En cada lugar realiza la labor de relatar (escribir) su pasado (o el engaño de un pasado). Recuerda cómo detestaba a Antonio por sedentario; a sí mismo por su nomadismo desventurado y cómo pierde el brazo izquierdo por fornicar con una australiana de senos grandes en la India; cuando se ve obligado a disparar y matar a un africano en defensa propia y cuando mató (otra vez) a un individuo por confundirlo con Dios.

Enrique Tenorio en la caída vertical como en el relato veneciano, puede ser otros, o todos, como afirma el argentino: “un solo hombre inmortal es todos los hombres”; y como sentencia Pitol: “el joven turista danés […] es el mismo joven levantino […] y también el esclavo de áspera pelambre”, para rematar fulminante, “Cada uno de nosotros es todos los hombres”.

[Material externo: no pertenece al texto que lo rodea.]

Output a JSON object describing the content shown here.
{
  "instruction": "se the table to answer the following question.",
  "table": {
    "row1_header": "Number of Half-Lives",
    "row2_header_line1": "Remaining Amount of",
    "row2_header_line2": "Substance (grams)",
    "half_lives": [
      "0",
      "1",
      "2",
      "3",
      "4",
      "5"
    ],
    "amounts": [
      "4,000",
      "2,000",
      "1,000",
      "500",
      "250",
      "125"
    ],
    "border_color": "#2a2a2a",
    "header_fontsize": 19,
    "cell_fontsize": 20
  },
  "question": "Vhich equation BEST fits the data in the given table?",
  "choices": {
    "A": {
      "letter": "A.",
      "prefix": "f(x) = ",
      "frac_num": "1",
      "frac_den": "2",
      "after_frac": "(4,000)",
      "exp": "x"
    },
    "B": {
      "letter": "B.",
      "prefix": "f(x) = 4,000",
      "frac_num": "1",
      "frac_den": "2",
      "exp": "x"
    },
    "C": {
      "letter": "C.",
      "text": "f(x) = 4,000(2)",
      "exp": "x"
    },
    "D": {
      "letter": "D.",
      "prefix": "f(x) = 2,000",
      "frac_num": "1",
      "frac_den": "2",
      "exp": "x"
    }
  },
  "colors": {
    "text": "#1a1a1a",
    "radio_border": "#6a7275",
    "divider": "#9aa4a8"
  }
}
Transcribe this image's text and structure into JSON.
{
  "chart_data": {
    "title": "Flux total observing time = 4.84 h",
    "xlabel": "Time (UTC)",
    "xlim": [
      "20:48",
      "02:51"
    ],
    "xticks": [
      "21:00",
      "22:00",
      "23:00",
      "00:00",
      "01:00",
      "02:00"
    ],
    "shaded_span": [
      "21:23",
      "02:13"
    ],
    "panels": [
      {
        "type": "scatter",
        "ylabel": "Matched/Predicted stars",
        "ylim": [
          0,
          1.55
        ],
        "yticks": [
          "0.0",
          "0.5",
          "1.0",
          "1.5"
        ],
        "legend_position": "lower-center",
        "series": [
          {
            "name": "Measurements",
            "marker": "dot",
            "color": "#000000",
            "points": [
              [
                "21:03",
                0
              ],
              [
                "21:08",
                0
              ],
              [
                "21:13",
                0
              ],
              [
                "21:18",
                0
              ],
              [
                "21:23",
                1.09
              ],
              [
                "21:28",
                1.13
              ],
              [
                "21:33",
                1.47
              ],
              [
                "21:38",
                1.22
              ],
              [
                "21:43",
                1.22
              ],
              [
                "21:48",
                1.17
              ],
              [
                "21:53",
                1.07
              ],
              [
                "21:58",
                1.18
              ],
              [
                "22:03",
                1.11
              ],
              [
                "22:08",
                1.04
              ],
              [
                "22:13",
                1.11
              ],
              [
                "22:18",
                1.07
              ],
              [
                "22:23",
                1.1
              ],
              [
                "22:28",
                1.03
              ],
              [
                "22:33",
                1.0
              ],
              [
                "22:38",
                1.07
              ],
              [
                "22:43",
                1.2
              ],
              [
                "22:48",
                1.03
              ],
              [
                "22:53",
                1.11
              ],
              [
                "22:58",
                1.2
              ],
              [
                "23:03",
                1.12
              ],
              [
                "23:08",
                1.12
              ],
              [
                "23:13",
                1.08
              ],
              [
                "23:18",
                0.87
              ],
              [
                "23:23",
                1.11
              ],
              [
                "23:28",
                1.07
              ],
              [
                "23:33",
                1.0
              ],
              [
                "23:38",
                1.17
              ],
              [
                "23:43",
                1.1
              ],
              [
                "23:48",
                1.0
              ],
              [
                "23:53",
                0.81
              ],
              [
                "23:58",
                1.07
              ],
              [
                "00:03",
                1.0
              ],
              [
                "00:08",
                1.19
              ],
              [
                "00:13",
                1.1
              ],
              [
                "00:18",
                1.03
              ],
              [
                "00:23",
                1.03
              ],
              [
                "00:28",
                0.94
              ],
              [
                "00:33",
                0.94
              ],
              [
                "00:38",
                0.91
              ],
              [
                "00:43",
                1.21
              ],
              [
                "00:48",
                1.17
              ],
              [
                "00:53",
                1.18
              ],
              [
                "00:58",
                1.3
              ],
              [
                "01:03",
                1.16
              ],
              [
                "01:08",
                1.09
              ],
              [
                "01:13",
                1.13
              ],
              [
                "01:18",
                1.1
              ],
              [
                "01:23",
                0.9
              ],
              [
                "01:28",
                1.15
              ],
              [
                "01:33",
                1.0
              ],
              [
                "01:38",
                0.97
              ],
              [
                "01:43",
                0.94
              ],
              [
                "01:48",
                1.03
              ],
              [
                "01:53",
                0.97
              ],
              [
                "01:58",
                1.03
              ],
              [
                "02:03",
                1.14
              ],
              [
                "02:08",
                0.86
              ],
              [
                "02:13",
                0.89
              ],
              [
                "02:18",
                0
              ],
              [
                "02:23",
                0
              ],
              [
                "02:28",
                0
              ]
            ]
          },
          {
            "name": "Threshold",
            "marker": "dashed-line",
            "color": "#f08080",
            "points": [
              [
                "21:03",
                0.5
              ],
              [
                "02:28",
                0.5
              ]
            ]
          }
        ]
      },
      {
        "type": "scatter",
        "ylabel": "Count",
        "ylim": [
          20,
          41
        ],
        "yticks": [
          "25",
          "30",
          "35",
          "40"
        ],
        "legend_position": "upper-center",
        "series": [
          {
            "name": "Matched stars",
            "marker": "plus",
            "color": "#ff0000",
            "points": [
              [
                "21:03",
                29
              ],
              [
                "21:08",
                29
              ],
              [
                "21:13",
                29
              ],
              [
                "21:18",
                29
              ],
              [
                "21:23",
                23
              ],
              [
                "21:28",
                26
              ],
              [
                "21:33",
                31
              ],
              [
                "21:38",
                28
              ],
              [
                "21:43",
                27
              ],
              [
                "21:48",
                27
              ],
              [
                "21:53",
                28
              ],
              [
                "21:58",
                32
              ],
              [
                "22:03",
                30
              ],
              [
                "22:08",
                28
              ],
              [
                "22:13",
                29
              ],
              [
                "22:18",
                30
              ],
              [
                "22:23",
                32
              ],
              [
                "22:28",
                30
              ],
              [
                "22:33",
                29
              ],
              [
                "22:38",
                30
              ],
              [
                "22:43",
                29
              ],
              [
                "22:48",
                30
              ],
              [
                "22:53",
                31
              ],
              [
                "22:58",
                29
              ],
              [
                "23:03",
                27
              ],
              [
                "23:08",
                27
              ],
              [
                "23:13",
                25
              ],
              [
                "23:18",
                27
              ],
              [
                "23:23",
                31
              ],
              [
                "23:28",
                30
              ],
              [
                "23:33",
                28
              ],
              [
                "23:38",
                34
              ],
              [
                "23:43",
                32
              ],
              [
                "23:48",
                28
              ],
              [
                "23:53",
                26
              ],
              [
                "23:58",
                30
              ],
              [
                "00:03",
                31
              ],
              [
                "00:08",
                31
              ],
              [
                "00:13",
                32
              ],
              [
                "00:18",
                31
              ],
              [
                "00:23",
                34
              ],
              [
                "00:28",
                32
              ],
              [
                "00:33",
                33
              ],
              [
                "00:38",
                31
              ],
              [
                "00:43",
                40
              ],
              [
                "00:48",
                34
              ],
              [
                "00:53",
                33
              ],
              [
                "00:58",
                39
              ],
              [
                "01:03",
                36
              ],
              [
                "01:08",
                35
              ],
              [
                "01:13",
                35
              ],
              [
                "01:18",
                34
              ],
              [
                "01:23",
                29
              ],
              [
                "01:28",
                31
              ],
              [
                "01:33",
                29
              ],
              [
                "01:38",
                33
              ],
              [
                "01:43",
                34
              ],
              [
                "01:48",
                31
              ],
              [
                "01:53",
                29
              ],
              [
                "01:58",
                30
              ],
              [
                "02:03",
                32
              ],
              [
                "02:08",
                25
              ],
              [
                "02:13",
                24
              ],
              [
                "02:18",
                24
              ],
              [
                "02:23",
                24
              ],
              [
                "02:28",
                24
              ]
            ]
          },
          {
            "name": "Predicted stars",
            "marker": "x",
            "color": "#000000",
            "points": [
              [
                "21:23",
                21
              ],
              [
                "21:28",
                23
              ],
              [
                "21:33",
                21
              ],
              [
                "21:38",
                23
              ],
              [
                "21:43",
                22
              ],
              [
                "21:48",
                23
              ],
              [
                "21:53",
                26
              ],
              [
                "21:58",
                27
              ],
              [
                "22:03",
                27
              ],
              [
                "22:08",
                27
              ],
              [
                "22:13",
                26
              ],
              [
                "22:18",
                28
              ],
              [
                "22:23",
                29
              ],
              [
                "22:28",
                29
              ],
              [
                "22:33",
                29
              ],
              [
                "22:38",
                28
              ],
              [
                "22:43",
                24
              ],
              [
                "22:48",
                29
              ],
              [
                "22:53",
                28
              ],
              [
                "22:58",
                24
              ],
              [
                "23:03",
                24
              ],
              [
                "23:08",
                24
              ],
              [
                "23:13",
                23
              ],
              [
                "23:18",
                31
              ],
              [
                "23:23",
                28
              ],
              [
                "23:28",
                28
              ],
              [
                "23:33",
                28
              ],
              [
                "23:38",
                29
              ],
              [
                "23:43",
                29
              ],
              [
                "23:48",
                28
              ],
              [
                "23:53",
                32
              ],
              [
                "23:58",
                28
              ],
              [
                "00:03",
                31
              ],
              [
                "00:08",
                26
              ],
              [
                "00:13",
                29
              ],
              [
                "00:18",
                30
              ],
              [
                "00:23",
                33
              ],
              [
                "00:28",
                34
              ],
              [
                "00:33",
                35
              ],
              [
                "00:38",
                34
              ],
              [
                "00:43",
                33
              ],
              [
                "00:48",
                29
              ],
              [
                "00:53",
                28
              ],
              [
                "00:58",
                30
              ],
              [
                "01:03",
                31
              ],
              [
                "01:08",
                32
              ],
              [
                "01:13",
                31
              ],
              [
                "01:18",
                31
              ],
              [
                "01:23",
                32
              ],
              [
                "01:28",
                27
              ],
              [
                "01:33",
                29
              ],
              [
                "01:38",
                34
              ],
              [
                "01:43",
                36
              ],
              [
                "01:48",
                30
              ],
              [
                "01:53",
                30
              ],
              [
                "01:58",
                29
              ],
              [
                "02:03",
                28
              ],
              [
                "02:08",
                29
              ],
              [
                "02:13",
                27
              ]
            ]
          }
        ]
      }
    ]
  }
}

Si el viaje de Enrique comienza en Veracruz acompañado de Pitol, regresa al final sobre sí mismo, una vez que ha sorteado las diversas muertes, para plantearnos la hipótesis de que es difícil descifrar las intenciones del texto, porque “su aparente hermetismo había sido creado con toda conciencia para configurar el clima de ambigüedad necesario a los su-cesos narrados y así permitirle al lector la interpretación que le fuera más afín.” O quizás nunca salió de ese ático y todo es pura imaginación convertida en viaje.[5] Después de todo, la mejor manera de escribir es viajar.